I really think it does. It's like "the sky isn't green!" or "the earth isn't flat!" or "vaccines don't cause autism!" Sure, these are all true things, but they weren't exactly topics of discussion on this thread before you brought them up.

By all means, discuss the article, and rebut comments you feel espouse an inaccurate worldview. (IMO) preemptive rebuttals like this are only useful or interesting when they're somewhat novel, or represent some special insight into a particular field that outsiders wouldn't have. This one has neither.

My particular take on why this dead horse is irrelevant (as well as tedious and boring):

Fsync isn't a security issue, it's a data loss issue. Arguably, the Postgres behavior is quite reasonable and the article's headline is just inaccurate. Linux has been reviewed, e.g., https://danluu.com/file-consistency/ from 2017, summarizing research from 2001-2014, all of which pointed towards deficiencies in its data preservation behavior. The Linux community know they lose data and propose that users should accept it.[0]

The Postgres <-> Linux fsync investigation has been ongoing for a long time, with lots of eyeballs on both sides of the kernel/userspace boundary. This isn't really a "bug escapes major application developers for 20 years!" so much as "Linux can't agree to provide an API to make file data consistent."
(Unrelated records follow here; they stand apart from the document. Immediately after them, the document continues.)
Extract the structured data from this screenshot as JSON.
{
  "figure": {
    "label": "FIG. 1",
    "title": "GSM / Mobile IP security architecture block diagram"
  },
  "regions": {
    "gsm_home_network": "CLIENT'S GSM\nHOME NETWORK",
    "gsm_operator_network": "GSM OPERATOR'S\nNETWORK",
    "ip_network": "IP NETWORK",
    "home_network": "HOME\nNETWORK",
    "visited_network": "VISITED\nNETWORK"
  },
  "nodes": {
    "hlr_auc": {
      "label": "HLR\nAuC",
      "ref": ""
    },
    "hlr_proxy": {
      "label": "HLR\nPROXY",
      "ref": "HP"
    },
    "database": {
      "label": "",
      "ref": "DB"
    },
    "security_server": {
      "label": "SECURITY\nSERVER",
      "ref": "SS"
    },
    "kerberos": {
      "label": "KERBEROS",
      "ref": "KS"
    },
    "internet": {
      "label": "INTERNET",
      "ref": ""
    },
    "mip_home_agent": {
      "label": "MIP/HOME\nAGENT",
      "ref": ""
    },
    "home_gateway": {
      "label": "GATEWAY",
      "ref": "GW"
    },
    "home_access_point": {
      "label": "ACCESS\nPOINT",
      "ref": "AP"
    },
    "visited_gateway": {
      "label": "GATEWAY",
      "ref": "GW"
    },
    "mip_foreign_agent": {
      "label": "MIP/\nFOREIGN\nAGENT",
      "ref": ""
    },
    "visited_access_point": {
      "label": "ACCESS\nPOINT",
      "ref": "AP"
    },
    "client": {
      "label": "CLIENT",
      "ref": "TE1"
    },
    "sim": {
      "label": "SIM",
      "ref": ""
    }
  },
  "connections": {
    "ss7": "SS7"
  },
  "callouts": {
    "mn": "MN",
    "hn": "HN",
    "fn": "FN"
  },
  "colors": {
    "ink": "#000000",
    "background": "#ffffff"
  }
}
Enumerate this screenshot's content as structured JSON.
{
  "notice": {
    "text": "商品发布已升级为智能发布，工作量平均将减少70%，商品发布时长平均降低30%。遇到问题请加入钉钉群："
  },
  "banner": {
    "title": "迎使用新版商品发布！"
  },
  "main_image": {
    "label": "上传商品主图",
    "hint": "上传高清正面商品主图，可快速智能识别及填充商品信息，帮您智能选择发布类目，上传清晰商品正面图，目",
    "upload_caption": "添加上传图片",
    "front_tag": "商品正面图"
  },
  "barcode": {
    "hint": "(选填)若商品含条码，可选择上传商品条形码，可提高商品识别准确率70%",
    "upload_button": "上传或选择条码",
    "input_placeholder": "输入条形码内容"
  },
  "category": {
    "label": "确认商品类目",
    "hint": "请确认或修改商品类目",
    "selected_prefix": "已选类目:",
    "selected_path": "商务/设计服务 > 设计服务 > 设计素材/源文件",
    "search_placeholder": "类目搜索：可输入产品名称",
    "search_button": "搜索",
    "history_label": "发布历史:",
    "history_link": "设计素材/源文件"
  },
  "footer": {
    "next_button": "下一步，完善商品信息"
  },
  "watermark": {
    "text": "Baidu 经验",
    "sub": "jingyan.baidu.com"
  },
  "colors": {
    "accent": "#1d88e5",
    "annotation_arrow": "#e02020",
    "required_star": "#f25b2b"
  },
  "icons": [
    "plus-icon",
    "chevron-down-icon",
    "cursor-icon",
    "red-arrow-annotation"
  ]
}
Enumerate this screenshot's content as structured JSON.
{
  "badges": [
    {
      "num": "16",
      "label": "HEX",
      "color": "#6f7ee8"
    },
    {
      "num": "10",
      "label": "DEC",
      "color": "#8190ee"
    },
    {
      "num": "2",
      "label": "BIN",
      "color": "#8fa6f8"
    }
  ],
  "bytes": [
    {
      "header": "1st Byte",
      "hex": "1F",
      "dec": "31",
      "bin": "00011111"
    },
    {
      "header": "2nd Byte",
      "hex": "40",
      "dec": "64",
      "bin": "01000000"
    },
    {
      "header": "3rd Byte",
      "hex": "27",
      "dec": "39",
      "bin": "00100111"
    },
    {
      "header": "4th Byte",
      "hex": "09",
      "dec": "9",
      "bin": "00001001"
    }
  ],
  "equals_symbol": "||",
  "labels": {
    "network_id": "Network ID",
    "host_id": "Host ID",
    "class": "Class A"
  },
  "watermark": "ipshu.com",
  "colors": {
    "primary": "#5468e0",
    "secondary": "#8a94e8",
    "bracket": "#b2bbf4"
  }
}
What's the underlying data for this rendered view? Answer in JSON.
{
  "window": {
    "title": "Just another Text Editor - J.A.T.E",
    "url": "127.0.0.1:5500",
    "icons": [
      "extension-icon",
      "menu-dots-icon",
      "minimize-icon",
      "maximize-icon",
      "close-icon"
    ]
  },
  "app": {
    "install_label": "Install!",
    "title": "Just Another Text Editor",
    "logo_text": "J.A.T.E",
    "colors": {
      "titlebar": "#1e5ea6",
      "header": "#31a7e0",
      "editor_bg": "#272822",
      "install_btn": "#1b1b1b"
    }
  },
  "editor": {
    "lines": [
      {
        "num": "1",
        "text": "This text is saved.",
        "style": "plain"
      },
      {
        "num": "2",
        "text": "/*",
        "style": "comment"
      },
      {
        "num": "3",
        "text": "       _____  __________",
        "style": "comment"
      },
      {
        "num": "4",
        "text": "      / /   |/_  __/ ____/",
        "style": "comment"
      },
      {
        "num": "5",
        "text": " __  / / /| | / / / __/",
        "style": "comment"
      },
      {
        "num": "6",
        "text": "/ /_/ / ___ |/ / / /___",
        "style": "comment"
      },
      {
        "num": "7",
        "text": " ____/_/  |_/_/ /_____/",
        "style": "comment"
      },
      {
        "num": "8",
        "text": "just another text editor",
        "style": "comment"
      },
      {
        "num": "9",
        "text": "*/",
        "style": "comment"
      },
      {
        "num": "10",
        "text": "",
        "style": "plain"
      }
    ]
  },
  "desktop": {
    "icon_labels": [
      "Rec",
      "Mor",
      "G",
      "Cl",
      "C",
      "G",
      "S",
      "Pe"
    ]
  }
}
[0]: https://lwn.net/Articles/752105/

[1]: http://rhaas.blogspot.com/2014/03/linuxs-fsync-woes-are-gett...

> but these weren't exactly topics of discussion on this thread before you brought them up

Well, we're sorry we didn't recognise you as the discussion warden, but I think that's how a conversation works: people are free to bring up the points that they feel relevant, and people can either continue the train of thought or not. If it has no appeal to you, you're free to let it die a natural death rather than make pronouncements on what's relevant or not.